One former broadcasting executive has some sympathy for RTE. Its obligations are set down in law and are wide-ranging. However, he added that RTE doesn't seem willing or able to let go any of those obligations, regardless of how onerous they are.
"It doesn't seem to be able to stop doing anything," he said, "But you can't do everything. RTE has €100m less than it did 10 years ago. So it's in a dilemma."
It has also been thwarted in attempts to cease services such as Aertel, RTE's teletext service. The Government does not want to provide extra funding for RTE but there has been little support for attempts to trim services.
Last October, RTE had cause for optimism when the Broadcasting Authority of Ireland, which regulates broadcasters and advises the Government on funding, said RTE should get a significant funding top-up of €30m. But sources close to Government had increasingly played down the likelihood of a big funding boost since the start of the year. Many observers believe RTE has no one but itself to blame for finding itself where it is today. Yes, it has brought down the salaries of its highest-paid presenters. But this is more a public relations exercise than a fundamental reduction in spending.
One of Ms Forbes's biggest cost-cutting measures to date has been a redundancy programme targeting up to 300 staff. Although the Department of Public Expenditure felt the scheme was too generous, RTE staffers were slow to take it up. Only around 160 people have left under the programme.

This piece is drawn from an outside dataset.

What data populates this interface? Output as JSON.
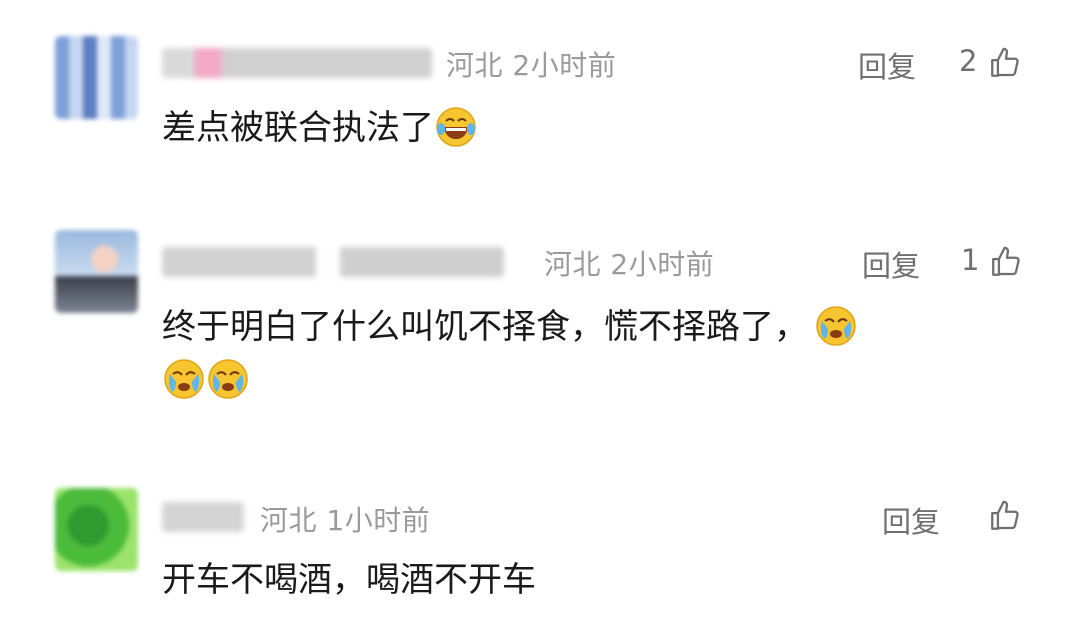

A revealing insight into the Government's position was provided in some briefing notes for Taoiseach Leo Varadkar ahead of a meeting with Ms Forbes last year. Outlining RTE's requests for more funding, the note said: "It might be argued that a more radical re-thinking of RTE's role in the digital era is required, rather than just relying on further incremental increases in public funding."

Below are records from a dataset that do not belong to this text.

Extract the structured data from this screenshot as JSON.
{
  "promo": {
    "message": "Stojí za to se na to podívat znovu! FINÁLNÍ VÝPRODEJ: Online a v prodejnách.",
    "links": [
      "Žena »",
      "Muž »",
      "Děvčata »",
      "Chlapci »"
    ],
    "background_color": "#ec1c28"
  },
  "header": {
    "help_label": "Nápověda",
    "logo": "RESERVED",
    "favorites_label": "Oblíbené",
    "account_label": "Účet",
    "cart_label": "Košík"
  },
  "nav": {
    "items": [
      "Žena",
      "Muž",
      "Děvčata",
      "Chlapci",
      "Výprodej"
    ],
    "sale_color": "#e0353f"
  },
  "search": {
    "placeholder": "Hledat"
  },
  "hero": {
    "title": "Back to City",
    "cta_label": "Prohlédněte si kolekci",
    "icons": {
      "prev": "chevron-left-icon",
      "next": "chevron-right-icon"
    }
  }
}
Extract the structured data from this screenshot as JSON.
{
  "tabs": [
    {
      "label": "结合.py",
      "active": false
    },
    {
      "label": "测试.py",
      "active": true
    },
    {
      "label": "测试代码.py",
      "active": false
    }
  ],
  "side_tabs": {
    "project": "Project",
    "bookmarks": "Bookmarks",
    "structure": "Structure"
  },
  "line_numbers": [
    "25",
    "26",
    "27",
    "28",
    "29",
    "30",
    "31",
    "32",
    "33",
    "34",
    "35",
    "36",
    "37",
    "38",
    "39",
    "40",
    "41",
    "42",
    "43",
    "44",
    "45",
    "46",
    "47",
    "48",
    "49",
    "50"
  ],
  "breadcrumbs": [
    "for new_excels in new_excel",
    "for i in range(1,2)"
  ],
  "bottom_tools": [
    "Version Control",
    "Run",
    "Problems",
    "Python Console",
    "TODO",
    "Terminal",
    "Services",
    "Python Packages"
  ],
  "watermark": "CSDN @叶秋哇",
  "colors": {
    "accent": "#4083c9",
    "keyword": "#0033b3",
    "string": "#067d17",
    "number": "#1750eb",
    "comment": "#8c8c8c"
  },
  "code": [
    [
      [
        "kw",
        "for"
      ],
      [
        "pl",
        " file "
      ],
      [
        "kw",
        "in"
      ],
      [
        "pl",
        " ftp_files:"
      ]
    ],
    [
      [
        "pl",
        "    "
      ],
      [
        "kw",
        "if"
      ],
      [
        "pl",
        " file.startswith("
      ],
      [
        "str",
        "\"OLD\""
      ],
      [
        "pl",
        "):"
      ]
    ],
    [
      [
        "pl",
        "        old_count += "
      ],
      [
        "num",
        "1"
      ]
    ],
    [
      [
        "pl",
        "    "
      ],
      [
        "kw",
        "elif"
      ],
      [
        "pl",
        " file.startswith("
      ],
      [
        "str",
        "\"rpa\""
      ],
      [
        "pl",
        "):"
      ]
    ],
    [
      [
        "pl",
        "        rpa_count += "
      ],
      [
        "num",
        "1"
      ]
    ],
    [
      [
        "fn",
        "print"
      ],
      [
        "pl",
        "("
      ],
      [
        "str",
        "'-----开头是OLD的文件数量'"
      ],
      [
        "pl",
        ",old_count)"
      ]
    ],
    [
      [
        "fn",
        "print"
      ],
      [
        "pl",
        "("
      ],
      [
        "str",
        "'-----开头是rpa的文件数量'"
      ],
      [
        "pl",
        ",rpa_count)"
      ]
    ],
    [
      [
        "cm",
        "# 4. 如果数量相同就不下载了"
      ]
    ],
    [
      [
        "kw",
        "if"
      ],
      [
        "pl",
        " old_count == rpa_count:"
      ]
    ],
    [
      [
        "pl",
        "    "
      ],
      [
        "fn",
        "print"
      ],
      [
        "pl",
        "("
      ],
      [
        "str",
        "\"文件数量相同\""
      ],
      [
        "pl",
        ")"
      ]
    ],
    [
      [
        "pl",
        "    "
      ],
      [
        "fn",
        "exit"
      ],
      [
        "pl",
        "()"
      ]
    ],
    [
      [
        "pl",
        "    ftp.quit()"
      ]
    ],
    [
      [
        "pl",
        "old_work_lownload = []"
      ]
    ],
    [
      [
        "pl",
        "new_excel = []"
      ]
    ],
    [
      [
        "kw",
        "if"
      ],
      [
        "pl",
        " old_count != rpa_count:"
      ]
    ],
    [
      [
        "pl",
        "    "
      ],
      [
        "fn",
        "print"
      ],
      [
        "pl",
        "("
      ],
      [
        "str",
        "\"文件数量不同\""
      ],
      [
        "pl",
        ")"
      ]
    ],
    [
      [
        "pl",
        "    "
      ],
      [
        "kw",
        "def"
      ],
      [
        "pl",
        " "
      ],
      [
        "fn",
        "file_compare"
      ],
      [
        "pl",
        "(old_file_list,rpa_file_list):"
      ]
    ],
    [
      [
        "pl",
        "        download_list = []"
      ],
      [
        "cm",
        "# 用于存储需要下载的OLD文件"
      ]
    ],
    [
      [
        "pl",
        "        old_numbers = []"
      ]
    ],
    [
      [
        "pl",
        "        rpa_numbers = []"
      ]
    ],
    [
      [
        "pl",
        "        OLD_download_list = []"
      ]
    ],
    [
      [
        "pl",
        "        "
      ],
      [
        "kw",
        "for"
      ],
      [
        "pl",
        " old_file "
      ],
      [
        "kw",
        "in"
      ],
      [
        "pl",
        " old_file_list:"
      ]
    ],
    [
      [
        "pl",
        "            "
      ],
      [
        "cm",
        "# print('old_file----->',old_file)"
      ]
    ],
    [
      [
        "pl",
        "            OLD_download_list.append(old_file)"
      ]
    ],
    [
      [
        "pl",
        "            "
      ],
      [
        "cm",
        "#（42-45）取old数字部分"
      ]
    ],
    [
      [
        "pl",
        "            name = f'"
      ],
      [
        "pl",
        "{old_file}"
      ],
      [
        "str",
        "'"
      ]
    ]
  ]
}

That is now the challenge ahead for Ms Forbes and the board of RTE.
So what can RTE do to make substantial savings and make the business sustainable for the future?

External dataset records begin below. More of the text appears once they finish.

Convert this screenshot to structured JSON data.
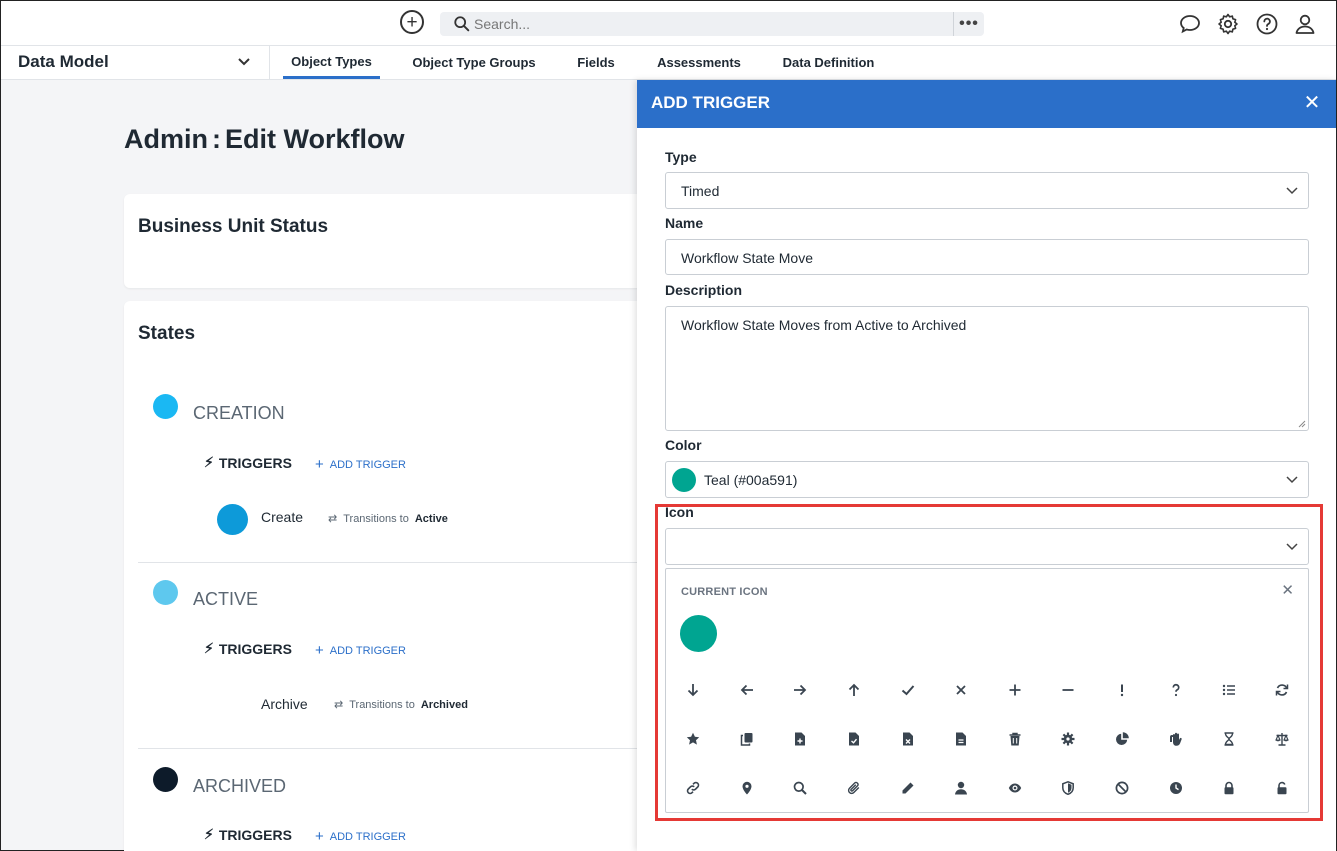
{
  "topbar": {
    "search_placeholder": "Search...",
    "more": "•••"
  },
  "nav": {
    "module": "Data Model",
    "tabs": [
      {
        "label": "Object Types",
        "active": true
      },
      {
        "label": "Object Type Groups",
        "active": false
      },
      {
        "label": "Fields",
        "active": false
      },
      {
        "label": "Assessments",
        "active": false
      },
      {
        "label": "Data Definition",
        "active": false
      }
    ]
  },
  "page": {
    "title_prefix": "Admin",
    "title_sep": ":",
    "title": "Edit Workflow",
    "workflow_name": "Business Unit Status",
    "states_heading": "States",
    "triggers_label": "TRIGGERS",
    "add_trigger_label": "ADD TRIGGER",
    "transitions_to": "Transitions to",
    "states": [
      {
        "name": "CREATION",
        "color": "#1ab8f3",
        "triggers": [
          {
            "name": "Create",
            "color": "#0d9ad9",
            "target": "Active"
          }
        ]
      },
      {
        "name": "ACTIVE",
        "color": "#5ec8ee",
        "triggers": [
          {
            "name": "Archive",
            "color": "",
            "target": "Archived"
          }
        ]
      },
      {
        "name": "ARCHIVED",
        "color": "#0d1b2a",
        "triggers": []
      }
    ]
  },
  "drawer": {
    "title": "ADD TRIGGER",
    "type_label": "Type",
    "type_value": "Timed",
    "name_label": "Name",
    "name_value": "Workflow State Move",
    "description_label": "Description",
    "description_value": "Workflow State Moves from Active to Archived",
    "color_label": "Color",
    "color_value": "Teal (#00a591)",
    "color_hex": "#00a591",
    "icon_label": "Icon",
    "icon_value": "",
    "current_icon_label": "CURRENT ICON",
    "icons": [
      "arrow-down-icon",
      "arrow-left-icon",
      "arrow-right-icon",
      "arrow-up-icon",
      "check-icon",
      "times-icon",
      "plus-icon",
      "minus-icon",
      "exclamation-icon",
      "question-icon",
      "list-icon",
      "refresh-icon",
      "star-icon",
      "copy-icon",
      "file-plus-icon",
      "file-check-icon",
      "file-times-icon",
      "file-text-icon",
      "trash-icon",
      "cog-icon",
      "pie-chart-icon",
      "hand-icon",
      "hourglass-icon",
      "scale-icon",
      "link-icon",
      "map-marker-icon",
      "search-icon",
      "paperclip-icon",
      "pencil-icon",
      "user-icon",
      "eye-icon",
      "shield-icon",
      "ban-icon",
      "clock-icon",
      "lock-icon",
      "unlock-icon"
    ]
  }
}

Ms Forbes told the Sunday Independent last Thursday that difficult choices would have to be made. While she was very focused on the positive mood of the day and the buzz around the content announced, such as a new series of Young Offenders, she could not escape the jokes made by the presenters of the new season, Doireann Garrihy and Eoghan McDermott, about how broke the organisation is.
"You know the numbers," she said. "We're operating with €100m less a year since 2008, so we are having to make very, very difficult choices. We're in review at the moment to review what we can continue to do, you can't do everything and that has been a fact of life for some time. We keep fighting on that front."
A 2013 report by NewEra, which oversees the State's commercial companies, made a number of recommendations about what RTE should consider if its financial situation did not improve. The main one to be acted upon was the €107m sale of RTE's Montrose site, which was concluded over two years ago. RTE has ring-fenced the proceeds for investment in technology and infrastructure rather than the day-to-day running of the organisation.
The report suggested that other services could be cut, mainly those which are already provided for by commercial operators. This pointed to potentially selling or closing 2FM or RTE2 television. These would be extremely radical decisions and ones that RTE management is unlikely to stomach. Some sources have suggested that RTE may have to adopt a more 'targeted' redundancy programme, which would be very unusual in a semi-state company.
Behind the showbiz smiles at the autumn launch is a growing sense of concern in RTE, with staffers wondering just how radical the looming changes are going to be.
What is now clear is that the difficult decisions can wait no longer.